Richard Fester was born in Frankfurt where his father, Dr. Anselm Fester worked as a lawyer-notary. The boy attended secondary school in the city till 1881 and then volunteered for a year of military service. He undertook his university studies in History and Philology at Munich, Berlin and Strasbourg. It was at Strasbourg that he passed his university final exams and also, on 6 March 1886, received his doctorate for work on the Imperial Military Constitution of the Holy Roman Empire at the end of the seventeenth century. His habilitation qualification followed, from Munich, on 18 November 1893. Between July 1888 and September 1892 he was also working as an assistant at the Regional Archives Office in Karlsruhe. From 1893 he was giving private tutorials at Munich. He moved to northern Bavaria (Franconia) in 1896, taking a post as a visiting professor in Medieval and Modern History at Erlangen, which became a full professorship three years later on 16 October 1899. On 1 April 1907 he switched to Kiel, taking a position as Professor of Medieval and Modern History. Less than two years later, in October 1908, he moved again, this time to Halle where he took an equivalent professorship, also becoming co-director for Historical Seminars. H remained at Halle for eighteen years, retiring from his position on 1 October 1926, by which time he had reached the age of 66. During the First World War (1914-1918) Fester took a lead in fund raising as a result of which he was awarded the Merit Cross for War Aid (Verdienstkreuz für Kriegshilfe). He also became, between 1917 and 1918, a member of the short-lived nationalist German Fatherland Party (Deutsche Vaterlandspartei / DVLP). In 1925 Fester drew widespread attention to himself in the context of the Munich "Stab in the back" trial by accusing the Social Democratic movement of treason. Régime change early in 1933 triggered the launch in Germany of a twelve-year Nazi dictatorship. After 1935 Fester emerged from retirement to work at the antisemitic National Institute for the History of the New Germany ("Reichsinstitut für Geschichte des neuen Deutschlands"), serving on the institute's "Committee of Experts". Here he issued various antisemitic speeches and essays, such as one describing Judaism as a "Ferment of National Decomposition" (»Ferment der nationalen Dekomposition», 1940) and as a "Destructive element of the Nation" (»Zersetzungselement der Völker», 1941).

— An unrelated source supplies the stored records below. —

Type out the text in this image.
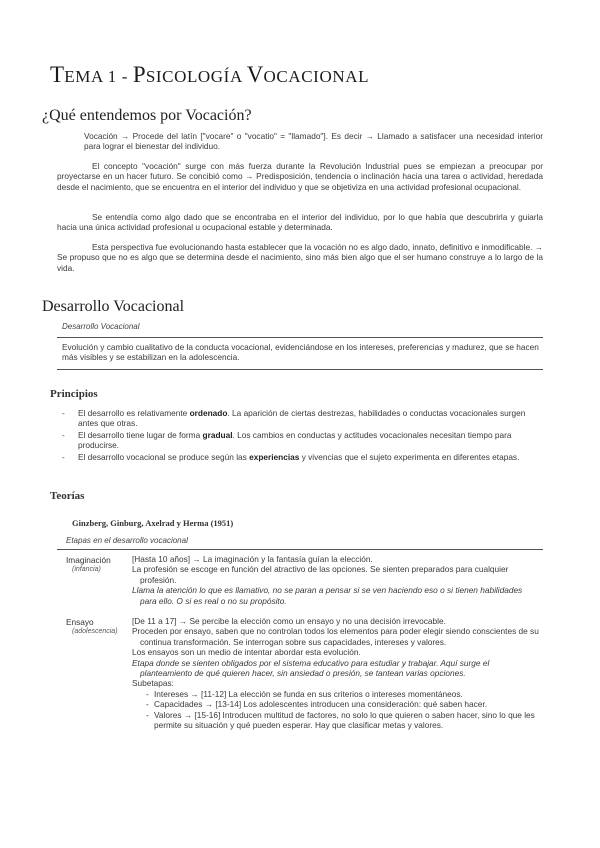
TEMA 1 - PSICOLOGÍA VOCACIONAL
¿Qué entendemos por Vocación?

Vocación → Procede del latín ["vocare" o "vocatio" = "llamado"]. Es decir → Llamado a satisfacer una necesidad interior para lograr el bienestar del individuo.

El concepto "vocación" surge con más fuerza durante la Revolución Industrial pues se empiezan a preocupar por proyectarse en un hacer futuro. Se concibió como → Predisposición, tendencia o inclinación hacia una tarea o actividad, heredada desde el nacimiento, que se encuentra en el interior del individuo y que se objetiviza en una actividad profesional ocupacional.

Se entendía como algo dado que se encontraba en el interior del individuo, por lo que había que descubrirla y guiarla hacia una única actividad profesional u ocupacional estable y determinada.

Esta perspectiva fue evolucionando hasta establecer que la vocación no es algo dado, innato, definitivo e inmodificable. → Se propuso que no es algo que se determina desde el nacimiento, sino más bien algo que el ser humano construye a lo largo de la vida.

Desarrollo Vocacional
Desarrollo Vocacional

Evolución y cambio cualitativo de la conducta vocacional, evidenciándose en los intereses, preferencias y madurez, que se hacen más visibles y se estabilizan en la adolescencia.

Principios
- El desarrollo es relativamente ordenado. La aparición de ciertas destrezas, habilidades o conductas vocacionales surgen antes que otras.
- El desarrollo tiene lugar de forma gradual. Los cambios en conductas y actitudes vocacionales necesitan tiempo para producirse.
- El desarrollo vocacional se produce según las experiencias y vivencias que el sujeto experimenta en diferentes etapas.
Teorías
Ginzberg, Ginburg, Axelrad y Herma (1951)
Etapas en el desarrollo vocacional
Imaginación
(infancia)

[Hasta 10 años] → La imaginación y la fantasía guían la elección.

La profesión se escoge en función del atractivo de las opciones. Se sienten preparados para cualquier profesión.

Llama la atención lo que es llamativo, no se paran a pensar si se ven haciendo eso o si tienen habilidades para ello. O si es real o no su propósito.

Ensayo
(adolescencia)

[De 11 a 17] → Se percibe la elección como un ensayo y no una decisión irrevocable.

Proceden por ensayo, saben que no controlan todos los elementos para poder elegir siendo conscientes de su continua transformación. Se interrogan sobre sus capacidades, intereses y valores.

Los ensayos son un medio de intentar abordar esta evolución.

Etapa donde se sienten obligados por el sistema educativo para estudiar y trabajar. Aquí surge el planteamiento de qué quieren hacer, sin ansiedad o presión, se tantean varias opciones.

Subetapas:

- Intereses → [11-12] La elección se funda en sus criterios o intereses momentáneos.
- Capacidades → [13-14] Los adolescentes introducen una consideración: qué saben hacer.
- Valores → [15-16] Introducen multitud de factores, no solo lo que quieren o saben hacer, sino lo que les permite su situación y qué pueden esperar. Hay que clasificar metas y valores.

War ended a few months after Fester's death. From May 1945 a large part of what had been Germany was administered as the Soviet occupation zone, giving way in October 1949 to the German Democratic Republic a separate German state. Within this area the authorities compiled a list of Literature to be weeded out. Several of Fester's published writings from the Nazi period were included on the list, including those identified in the previous paragraph. In 1947 his work "Friedrich Wilhelm I., Friedrich der Große und die Anfänge deutscher Staatsgesinnung" covering Prussian expansion in the eighteenth century was added to the list, joined in 1953 by his analysis of international developments between 1914 and 1919.